Comment sont organisées ces consultations ?
La consultation dure trente minutes, en présence ou non du conjoint, qui a parfois besoin aussi d’explications. J’annonce qu’il n’y a pas de question bête, que tout peut être abordé. J’explique aussi qu’il peut y avoir des questions auxquelles je ne pourrais pas répondre. Typiquement, sur des questions anesthésiques ou pédiatriques, je peux orienter les femmes vers les professionnels concernés. Il n’y pas de limite dans le nombre de consultations dont une femme peut avoir besoin ni de délai entre la date de l’accouchement et la consultation. La majorité des femmes viennent deux fois, car trente minutes ne suffisent pas à faire le tour de la question. Une dame est venue à cinq consultations. Et je rencontre des femmes qui ont accouché 3 semaines auparavant, comme des femmes qui ont accouché il y a 30 ans, preuve qu’un traumatisme peut être charrié longtemps.
Cette consultation est incluse dans la prise en charge du post-partum. Pour l’instant, nous avons une heure et demie de créneau de consultation par semaine dans ce cadre. L’orientation vers des psychologues ou psychiatres n’a pu être organisée au sein de l’hôpital, car les professionnels sont déjà débordés. Nous orientons donc les femmes vers des libéraux. Au sein du réseau Mypa, dans le cadre de la prise en charge de la dépression du post-partum, nous collaborons avec un réseau de psychologues et de psychiatres qui se sont engagés à recevoir les femmes dans les 10 jours, sans dépasser un tarif de 60 euros par consultation. Mais l’accès aux soins psy reste problématique, car souvent les premières victimes de SPT sont des femmes en situation de précarité.

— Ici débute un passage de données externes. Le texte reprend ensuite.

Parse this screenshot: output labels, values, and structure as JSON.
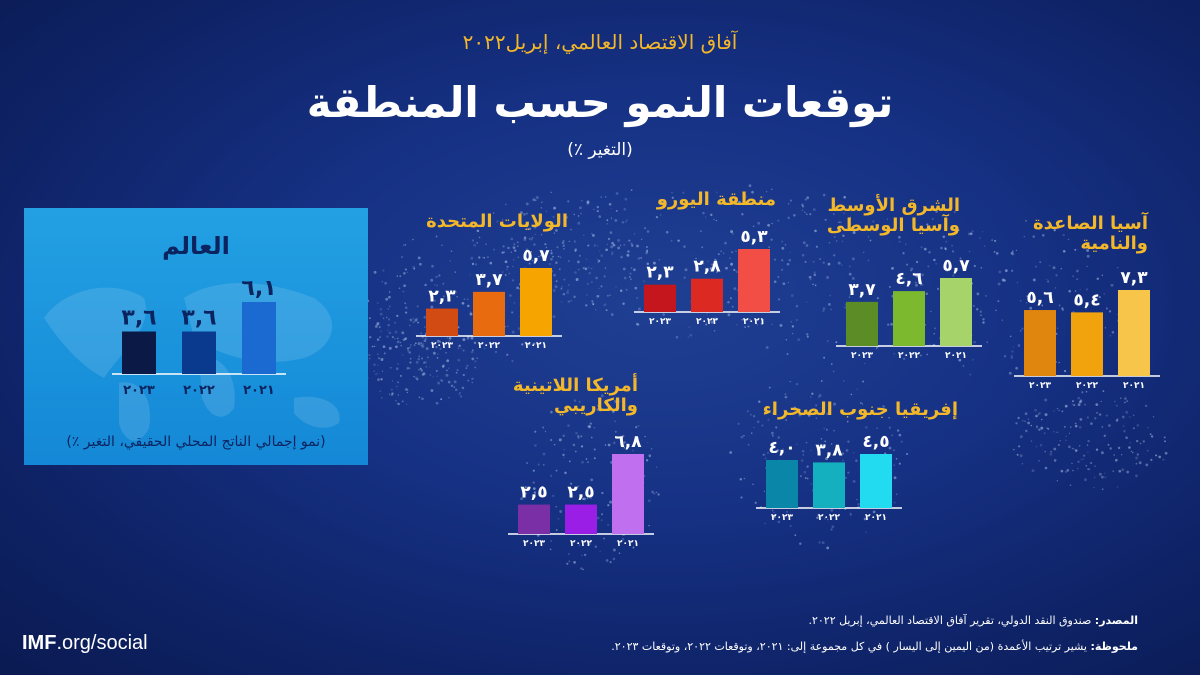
{
  "header": {
    "kicker": "آفاق الاقتصاد العالمي، إبريل٢٠٢٢",
    "title": "توقعات النمو حسب المنطقة",
    "subtitle": "(التغير ٪)"
  },
  "chart_data": [
    {
      "type": "bar",
      "name": "world",
      "title": "العالم",
      "caption": "(نمو إجمالي الناتج المحلي الحقيقي، التغير ٪)",
      "categories": [
        "٢٠٢٣",
        "٢٠٢٢",
        "٢٠٢١"
      ],
      "values": [
        3.6,
        3.6,
        6.1
      ],
      "value_labels": [
        "٣,٦",
        "٣,٦",
        "٦,١"
      ],
      "colors": [
        "#0a1946",
        "#0a3a8e",
        "#1a6ad2"
      ],
      "label_color": "#0b2460"
    },
    {
      "type": "bar",
      "name": "united-states",
      "title_lines": [
        "الولايات المتحدة"
      ],
      "categories": [
        "٢٠٢٣",
        "٢٠٢٢",
        "٢٠٢١"
      ],
      "values": [
        2.3,
        3.7,
        5.7
      ],
      "value_labels": [
        "٢,٣",
        "٣,٧",
        "٥,٧"
      ],
      "colors": [
        "#d24b12",
        "#e96b10",
        "#f5a400"
      ]
    },
    {
      "type": "bar",
      "name": "euro-area",
      "title_lines": [
        "منطقة اليورو"
      ],
      "categories": [
        "٢٠٢٣",
        "٢٠٢٢",
        "٢٠٢١"
      ],
      "values": [
        2.3,
        2.8,
        5.3
      ],
      "value_labels": [
        "٢,٣",
        "٢,٨",
        "٥,٣"
      ],
      "colors": [
        "#c4161c",
        "#dc2a22",
        "#f24e46"
      ]
    },
    {
      "type": "bar",
      "name": "middle-east-central-asia",
      "title_lines": [
        "الشرق الأوسط",
        "وآسيا الوسطى"
      ],
      "categories": [
        "٢٠٢٣",
        "٢٠٢٢",
        "٢٠٢١"
      ],
      "values": [
        3.7,
        4.6,
        5.7
      ],
      "value_labels": [
        "٣,٧",
        "٤,٦",
        "٥,٧"
      ],
      "colors": [
        "#5c8c26",
        "#7db92f",
        "#a6d46a"
      ]
    },
    {
      "type": "bar",
      "name": "emerging-developing-asia",
      "title_lines": [
        "آسيا الصاعدة",
        "والنامية"
      ],
      "categories": [
        "٢٠٢٣",
        "٢٠٢٢",
        "٢٠٢١"
      ],
      "values": [
        5.6,
        5.4,
        7.3
      ],
      "value_labels": [
        "٥,٦",
        "٥,٤",
        "٧,٣"
      ],
      "colors": [
        "#e0850e",
        "#f0a30c",
        "#f6c54a"
      ]
    },
    {
      "type": "bar",
      "name": "latin-america-caribbean",
      "title_lines": [
        "أمريكا اللاتينية",
        "والكاريبي"
      ],
      "categories": [
        "٢٠٢٣",
        "٢٠٢٢",
        "٢٠٢١"
      ],
      "values": [
        2.5,
        2.5,
        6.8
      ],
      "value_labels": [
        "٢,٥",
        "٢,٥",
        "٦,٨"
      ],
      "colors": [
        "#7b2fa6",
        "#9a1ee6",
        "#c070ee"
      ]
    },
    {
      "type": "bar",
      "name": "sub-saharan-africa",
      "title_lines": [
        "إفريقيا جنوب الصحراء"
      ],
      "categories": [
        "٢٠٢٣",
        "٢٠٢٢",
        "٢٠٢١"
      ],
      "values": [
        4.0,
        3.8,
        4.5
      ],
      "value_labels": [
        "٤,٠",
        "٣,٨",
        "٤,٥"
      ],
      "colors": [
        "#0a86a8",
        "#14b0bf",
        "#22dbf0"
      ]
    }
  ],
  "footer": {
    "source_label": "المصدر:",
    "source_text": "صندوق النقد الدولي، تقرير آفاق الاقتصاد العالمي، إبريل ٢٠٢٢.",
    "note_label": "ملحوظة:",
    "note_text": "يشير ترتيب الأعمدة (من اليمين إلى اليسار ) في كل مجموعة إلى: ٢٠٢١، وتوقعات ٢٠٢٢، وتوقعات ٢٠٢٣."
  },
  "logo": {
    "bold": "IMF",
    "rest": ".org/social"
  }
}
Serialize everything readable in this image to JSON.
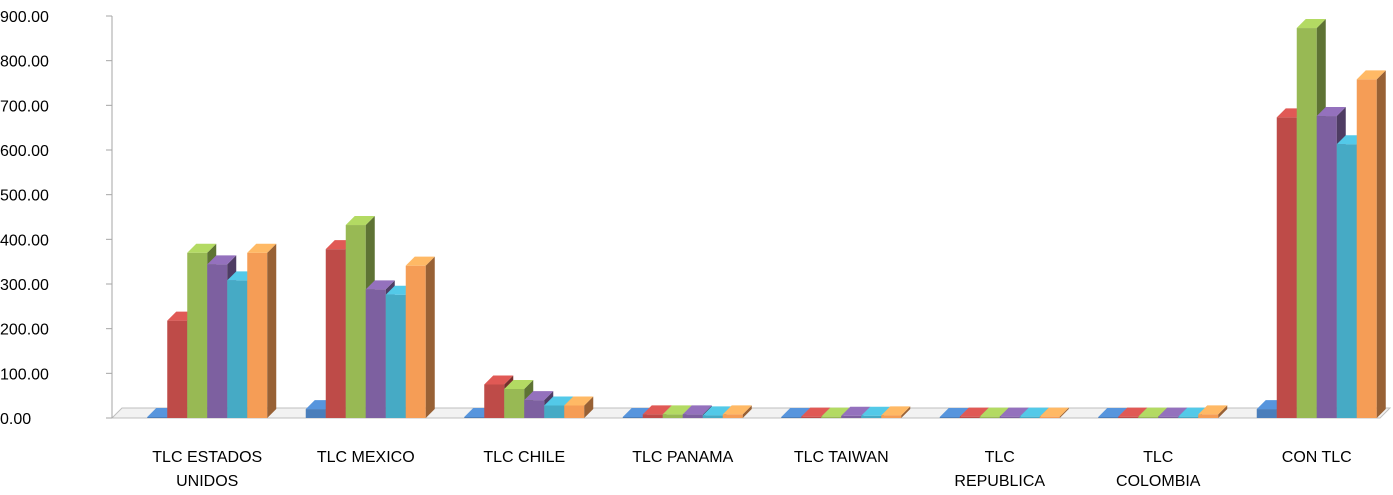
{
  "chart_data": {
    "type": "bar",
    "title": "",
    "xlabel": "",
    "ylabel": "",
    "ylim": [
      0,
      900
    ],
    "yticks": [
      "0.00",
      "100.00",
      "200.00",
      "300.00",
      "400.00",
      "500.00",
      "600.00",
      "700.00",
      "800.00",
      "900.00"
    ],
    "categories": [
      [
        "TLC ESTADOS",
        "UNIDOS"
      ],
      [
        "TLC MEXICO"
      ],
      [
        "TLC CHILE"
      ],
      [
        "TLC PANAMA"
      ],
      [
        "TLC TAIWAN"
      ],
      [
        "TLC",
        "REPUBLICA"
      ],
      [
        "TLC",
        "COLOMBIA"
      ],
      [
        "CON TLC"
      ]
    ],
    "series": [
      {
        "color": "#4A7EBB",
        "values": [
          2,
          20,
          2,
          1,
          1,
          1,
          1,
          20
        ]
      },
      {
        "color": "#BE4B48",
        "values": [
          218,
          378,
          75,
          8,
          3,
          3,
          3,
          673
        ]
      },
      {
        "color": "#98B954",
        "values": [
          370,
          432,
          65,
          8,
          3,
          3,
          3,
          873
        ]
      },
      {
        "color": "#7D60A0",
        "values": [
          344,
          288,
          40,
          8,
          5,
          3,
          3,
          676
        ]
      },
      {
        "color": "#46AAC5",
        "values": [
          308,
          276,
          28,
          6,
          5,
          3,
          3,
          613
        ]
      },
      {
        "color": "#F59D56",
        "values": [
          370,
          341,
          28,
          8,
          6,
          3,
          8,
          758
        ]
      }
    ],
    "grid": false,
    "legend": "none"
  }
}
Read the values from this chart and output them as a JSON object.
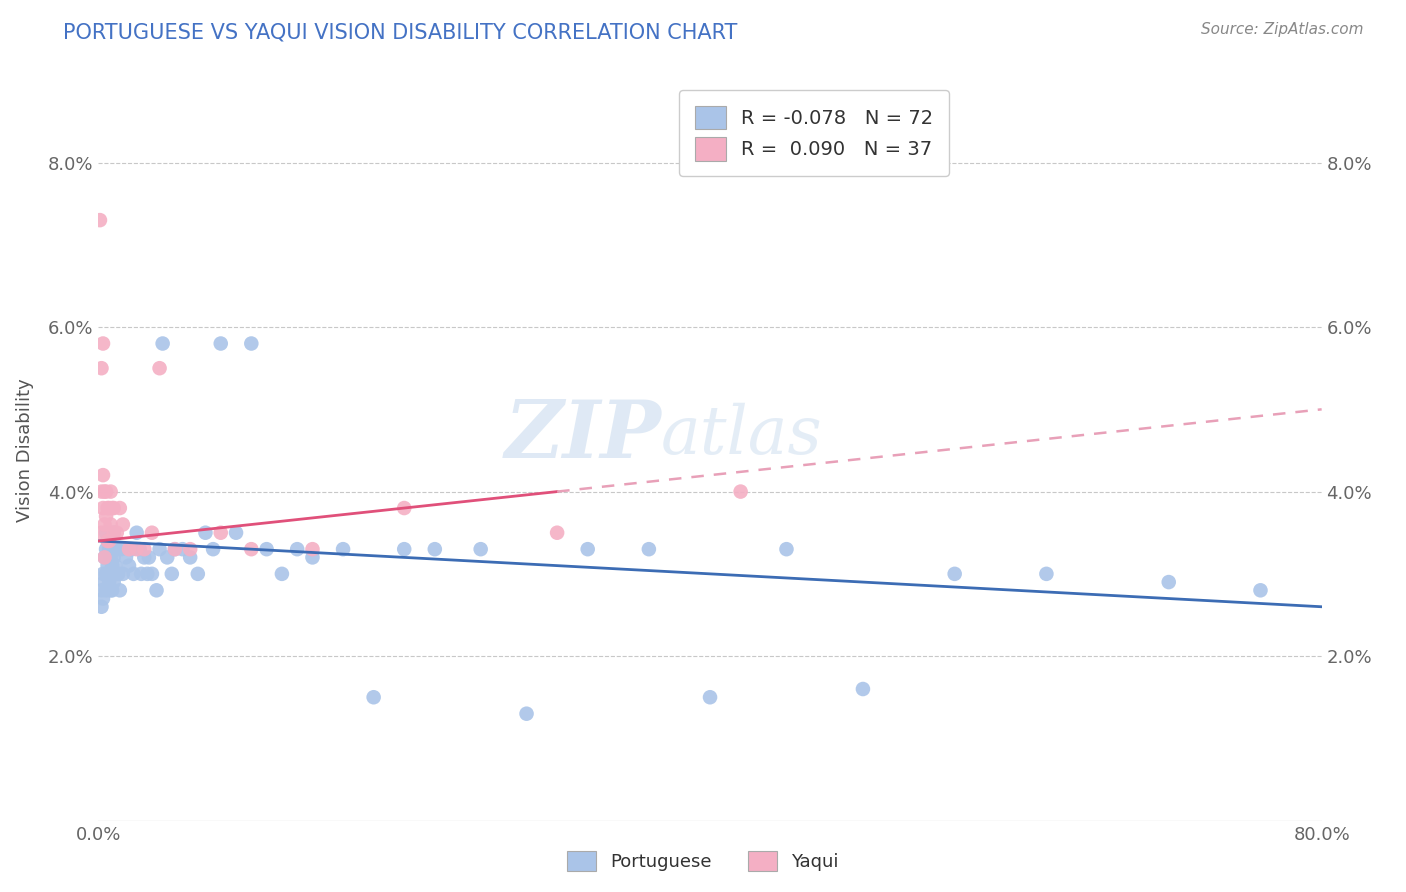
{
  "title": "PORTUGUESE VS YAQUI VISION DISABILITY CORRELATION CHART",
  "source": "Source: ZipAtlas.com",
  "ylabel": "Vision Disability",
  "xlim": [
    0.0,
    0.8
  ],
  "ylim": [
    0.0,
    0.09
  ],
  "portuguese_color": "#aac4e8",
  "yaqui_color": "#f4afc4",
  "portuguese_line_color": "#3c6cb4",
  "yaqui_line_color": "#e0507a",
  "yaqui_dash_color": "#e8a0b8",
  "title_color": "#4472c4",
  "portuguese_R": -0.078,
  "portuguese_N": 72,
  "yaqui_R": 0.09,
  "yaqui_N": 37,
  "portuguese_x": [
    0.002,
    0.002,
    0.003,
    0.003,
    0.004,
    0.004,
    0.005,
    0.005,
    0.005,
    0.005,
    0.006,
    0.006,
    0.007,
    0.007,
    0.008,
    0.008,
    0.008,
    0.009,
    0.009,
    0.01,
    0.01,
    0.01,
    0.011,
    0.012,
    0.013,
    0.014,
    0.015,
    0.016,
    0.018,
    0.02,
    0.022,
    0.023,
    0.025,
    0.027,
    0.028,
    0.03,
    0.032,
    0.033,
    0.035,
    0.038,
    0.04,
    0.042,
    0.045,
    0.048,
    0.05,
    0.055,
    0.06,
    0.065,
    0.07,
    0.075,
    0.08,
    0.09,
    0.1,
    0.11,
    0.12,
    0.13,
    0.14,
    0.16,
    0.18,
    0.2,
    0.22,
    0.25,
    0.28,
    0.32,
    0.36,
    0.4,
    0.45,
    0.5,
    0.56,
    0.62,
    0.7,
    0.76
  ],
  "portuguese_y": [
    0.028,
    0.026,
    0.03,
    0.027,
    0.032,
    0.029,
    0.035,
    0.033,
    0.03,
    0.028,
    0.034,
    0.031,
    0.033,
    0.029,
    0.032,
    0.03,
    0.028,
    0.031,
    0.028,
    0.035,
    0.032,
    0.029,
    0.031,
    0.033,
    0.03,
    0.028,
    0.033,
    0.03,
    0.032,
    0.031,
    0.033,
    0.03,
    0.035,
    0.033,
    0.03,
    0.032,
    0.03,
    0.032,
    0.03,
    0.028,
    0.033,
    0.058,
    0.032,
    0.03,
    0.033,
    0.033,
    0.032,
    0.03,
    0.035,
    0.033,
    0.058,
    0.035,
    0.058,
    0.033,
    0.03,
    0.033,
    0.032,
    0.033,
    0.015,
    0.033,
    0.033,
    0.033,
    0.013,
    0.033,
    0.033,
    0.015,
    0.033,
    0.016,
    0.03,
    0.03,
    0.029,
    0.028
  ],
  "yaqui_x": [
    0.001,
    0.002,
    0.002,
    0.002,
    0.003,
    0.003,
    0.003,
    0.004,
    0.004,
    0.004,
    0.005,
    0.005,
    0.006,
    0.006,
    0.007,
    0.007,
    0.008,
    0.008,
    0.009,
    0.01,
    0.01,
    0.012,
    0.014,
    0.016,
    0.02,
    0.025,
    0.03,
    0.035,
    0.04,
    0.05,
    0.06,
    0.08,
    0.1,
    0.14,
    0.2,
    0.3,
    0.42
  ],
  "yaqui_y": [
    0.073,
    0.055,
    0.04,
    0.035,
    0.058,
    0.042,
    0.038,
    0.04,
    0.036,
    0.032,
    0.04,
    0.037,
    0.038,
    0.034,
    0.038,
    0.034,
    0.04,
    0.036,
    0.038,
    0.038,
    0.035,
    0.035,
    0.038,
    0.036,
    0.033,
    0.033,
    0.033,
    0.035,
    0.055,
    0.033,
    0.033,
    0.035,
    0.033,
    0.033,
    0.038,
    0.035,
    0.04
  ],
  "watermark_line1": "ZIP",
  "watermark_line2": "atlas",
  "background_color": "#ffffff",
  "grid_color": "#c8c8c8"
}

D’autres hôpitaux s’inspirent de votre expérience ou organisent des revues de morbi-mortalité de vécu. Comment voyez-vous l’avenir de ce type de consultation autour de l’accouchement ?
Ce type de consultation pourrait être menée par une sage-femme. Elles ont 85 % des réponses et peuvent orienter les femmes dans les autres cas. Quant aux revues de morbi-mortalité (RMM) classiques, les patients y sont cruellement absents. Comme il est difficile de les faire venir en RMM, il est en revanche possible de recueillir leur récit en amont. Disposer du verbatim d’une patiente est très opérant : nous pouvons identifier ses mots et ses maux, et aussi certaines discordances de perception.
Je me souviens d’une femme venue plusieurs fois à la consultation de discussion autour de la naissance. Elle avait un vécu de fausse couche tardive. Venue aux urgences obstétricales, alors bondées, elle n’a pu recevoir l’attention attendue et a eu peur de mourir. Nous avons revu cette situation en RMM grâce à son verbatim. Il était capital de prendre conscience qu’elle avait vécu une vulnérabilité folle !
Au fil des consultations de discussion autour de la naissance, j’ai proposé aux femmes de mettre leur récit par écrit. D’une part, cela a une vertu thérapeutique. D’autre part, c’est utile aux équipes. Je propose aux femmes de lire leur témoignage en staff, en anonymisant la situation, pour inciter à l’écoute des patientes. Je suis intimement convaincu que la majorité des soignants sont animés de bonnes intentions et pensent bien faire. La médecine de demain passera par les usagers. Il faut les écouter, car ils ont mille choses à nous apprendre.